Başlıca esin kaynakları, “Avrupa İnsan Hakları Sözleşmesi, üye devletlerin ortak anayasal gelenekleri, Avrupa Sosyal Şartı, AB Temel Sosyal İşçi Hakları Şartı, Avrupa Konseyi’nin, BM(Birleşmiş Milletler)’in ve Uluslararası Çalışma Örgütü’nün çeşitli sözleşmeleri, AİHM(Avrupa İnsan Hakları Mahkemesi) ve ATAD içtihatları” (Türkmen, 2003:154) olduğundan ve kurucudan çok deklare edici kabul edilen(Döner, 2003:128) ve radikal nitelikte yeni haklar içermemekle birlikte ulusal ve uluslararası belgelerde mevcut olan hükümleri bir araya toplayan(Türkmen, 2003:154) Şart, temel hakları bu şekilde bir katalog haline getirerek vatandaşlar açısından şeffaflık ve yasal güvenlik sağlamıştır(Döner, 2003:128).

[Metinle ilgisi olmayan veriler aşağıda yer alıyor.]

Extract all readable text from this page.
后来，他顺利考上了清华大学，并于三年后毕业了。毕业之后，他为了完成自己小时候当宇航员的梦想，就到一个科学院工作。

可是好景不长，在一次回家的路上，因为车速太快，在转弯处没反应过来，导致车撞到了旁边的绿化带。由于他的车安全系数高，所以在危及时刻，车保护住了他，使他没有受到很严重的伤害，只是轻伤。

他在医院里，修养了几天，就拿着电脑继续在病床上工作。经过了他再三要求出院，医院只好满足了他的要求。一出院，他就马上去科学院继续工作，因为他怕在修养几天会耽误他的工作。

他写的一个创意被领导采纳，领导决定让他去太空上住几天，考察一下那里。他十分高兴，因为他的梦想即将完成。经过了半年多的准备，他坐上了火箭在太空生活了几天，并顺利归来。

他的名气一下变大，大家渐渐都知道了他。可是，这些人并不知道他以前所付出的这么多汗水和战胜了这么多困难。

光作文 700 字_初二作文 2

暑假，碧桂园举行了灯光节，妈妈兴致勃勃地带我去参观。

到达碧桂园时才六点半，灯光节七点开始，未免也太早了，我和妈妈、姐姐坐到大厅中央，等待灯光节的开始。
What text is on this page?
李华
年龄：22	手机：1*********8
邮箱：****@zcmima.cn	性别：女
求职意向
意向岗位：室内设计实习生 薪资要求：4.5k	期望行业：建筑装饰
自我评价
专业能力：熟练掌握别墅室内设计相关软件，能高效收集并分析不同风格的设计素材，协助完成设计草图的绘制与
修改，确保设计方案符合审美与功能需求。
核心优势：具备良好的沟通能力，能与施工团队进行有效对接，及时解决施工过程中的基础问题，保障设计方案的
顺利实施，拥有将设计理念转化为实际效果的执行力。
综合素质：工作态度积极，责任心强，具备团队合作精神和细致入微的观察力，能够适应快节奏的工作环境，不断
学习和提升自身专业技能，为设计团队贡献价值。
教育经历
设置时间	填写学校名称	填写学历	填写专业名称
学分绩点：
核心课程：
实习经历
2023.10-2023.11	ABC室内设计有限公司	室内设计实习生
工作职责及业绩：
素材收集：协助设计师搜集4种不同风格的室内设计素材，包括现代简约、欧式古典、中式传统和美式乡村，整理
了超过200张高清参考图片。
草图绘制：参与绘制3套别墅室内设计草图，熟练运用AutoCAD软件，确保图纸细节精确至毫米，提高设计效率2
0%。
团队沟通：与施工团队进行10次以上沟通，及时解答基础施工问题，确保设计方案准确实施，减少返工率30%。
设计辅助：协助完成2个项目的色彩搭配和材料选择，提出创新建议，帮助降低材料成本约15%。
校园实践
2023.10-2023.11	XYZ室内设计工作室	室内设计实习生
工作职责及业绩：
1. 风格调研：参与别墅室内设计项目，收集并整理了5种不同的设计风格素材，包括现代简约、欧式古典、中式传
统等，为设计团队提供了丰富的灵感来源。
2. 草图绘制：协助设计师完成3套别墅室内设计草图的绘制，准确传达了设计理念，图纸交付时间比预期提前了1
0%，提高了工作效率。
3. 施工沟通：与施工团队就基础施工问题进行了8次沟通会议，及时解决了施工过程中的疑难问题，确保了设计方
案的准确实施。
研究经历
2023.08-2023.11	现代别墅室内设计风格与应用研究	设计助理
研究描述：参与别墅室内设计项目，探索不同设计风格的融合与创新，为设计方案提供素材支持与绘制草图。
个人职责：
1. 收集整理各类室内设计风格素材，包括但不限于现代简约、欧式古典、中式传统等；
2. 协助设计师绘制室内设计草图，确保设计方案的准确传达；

Temel Haklar Şartı, yaptığı düzenlemelerle, öncelikle ekonomik bütünleşmeden siyasal bütünleşmeye geçiş sürecinde demokratik Avrupa toplumlarının ortak değerlerini deklare ederek Birliğin siyasi ve etik meşruiyetini kanıtlamış(Türkmen, 2003:153),

temel haklar konusundaki karışıklıkları bitirerek(Döner, 2003:128) Avrupa Birliği içerisinde korunmasına adli bir güvence oluşturmuş(Türkmen, 2003:153), ATAD’ın içtihat yetkisinin sınırlarını net bir şekilde tespit ederek(Döner, 2003:128) günümüze kadar sadece içtihadi bakımdan gelişmiş olan sistemin yerine “normatif bir referans” (Türkmen, 2003:153) oluşturmuş ve Avrupa Birliği’nin üye ülkeleri ile aday ülkeleri arasında azınlık hakları konusunda ikilik uyguladığı iddialarını ortadan kaldırabilecek bir atılım yapmıştır(Duvan, 2004:198).

Özetle, Avrupa Birliği Temel Haklar Şartı, Birlik vatandaşlarının temel haklarını ve Birliğin vatandaşlarına yönelik sorumluluklarını düzenlemiştir(Duvan, 2004:197).